Иногда между двумя тусовками возникают стычки, но настоящего конфликта поколений, по большому счету, нет. Им просто негде пересечься. Они не замечают друг друга.
И тут появляется Джордж Грабович. По возрастной категории он должен был бы принадлежать к академическому лагерю. Но... несколько резонансных трудов — и старые ученые шокированы, а молодежь с восторгом слушает гарвардского профессора, читает его книги, с удивлением обнаруживая, что даже о классической украинской литературе, ненавистной со школьной скамьи, можно писать захватывающе! Солидные научные сотрудники бьют тревогу. Возникает «проблема Грабовича»...
И становится интересно.
— Григорий Юлианович, в украинской прессе вас зачастую называют интеллектуальным провокатором. В «ЗН» в свое время даже была дискуссия по «проблеме Грабовича». Насколько естественно вы чувствуете себя в образе провокатора, человека-проблемы?
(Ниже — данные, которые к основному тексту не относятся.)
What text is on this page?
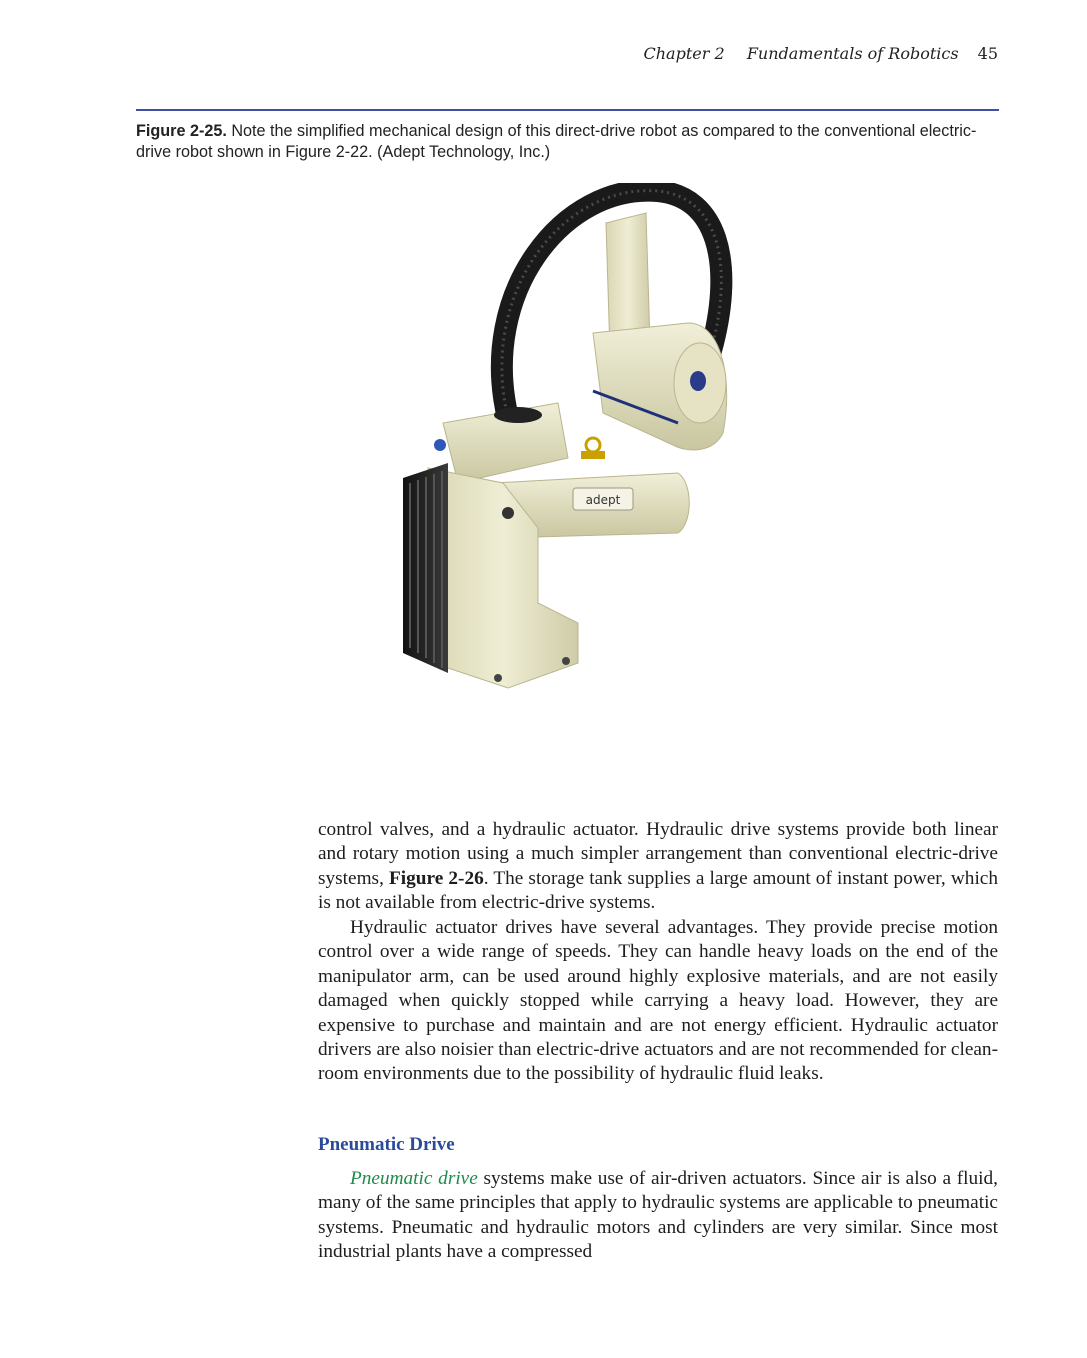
Chapter 2 Fundamentals of Robotics 45
Figure 2-25. Note the simplified mechanical design of this direct-drive robot as compared to the conventional electric-drive robot shown in Figure 2-22. (Adept Technology, Inc.)
adept

control valves, and a hydraulic actuator. Hydraulic drive systems provide both linear and rotary motion using a much simpler arrangement than conventional electric-drive systems, Figure 2-26. The storage tank supplies a large amount of instant power, which is not available from electric-drive systems.

Hydraulic actuator drives have several advantages. They provide precise motion control over a wide range of speeds. They can handle heavy loads on the end of the manipulator arm, can be used around highly explosive materials, and are not easily damaged when quickly stopped while carrying a heavy load. However, they are expensive to purchase and maintain and are not energy efficient. Hydraulic actuator drivers are also noisier than electric-drive actuators and are not recommended for clean-room environments due to the possibility of hydraulic fluid leaks.

Pneumatic Drive

Pneumatic drive systems make use of air-driven actuators. Since air is also a fluid, many of the same principles that apply to hydraulic systems are applicable to pneumatic systems. Pneumatic and hydraulic motors and cylinders are very similar. Since most industrial plants have a compressed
— Это вопрос не только семантики, но и системы ценностей. В контексте научного мира для человека, работающего интеллектуально, быть провокатором — это вещь ценностная. Только так и надо! Стимулировать мысль, инициировать проекты, привлекать других. Профессор, который не провоцирует студентов мыслить, по-моему, плохой научный сотрудник и преподаватель. И вообще, подходить к делу проблемно — то есть не традиционно, а по-новому — и является задачей научного сотрудника. С этой точки зрения «проблема Грабовича» — и похвала, и тавтология. С другой стороны, очевидно, что и в политическом, и в общественном, и в бытовом контексте провокация — это что-то плохое, какие-то происки, двурушность. А в традиционалистском плане это понятие означает нечто чуждое, опасное для стабильности порядка, тех или иных ценностей. Очень многое зависит от того, в каком ключе это читать.
— В Украине вас любит литературная молодежь и не воспринимает старшее поколение литературоведов...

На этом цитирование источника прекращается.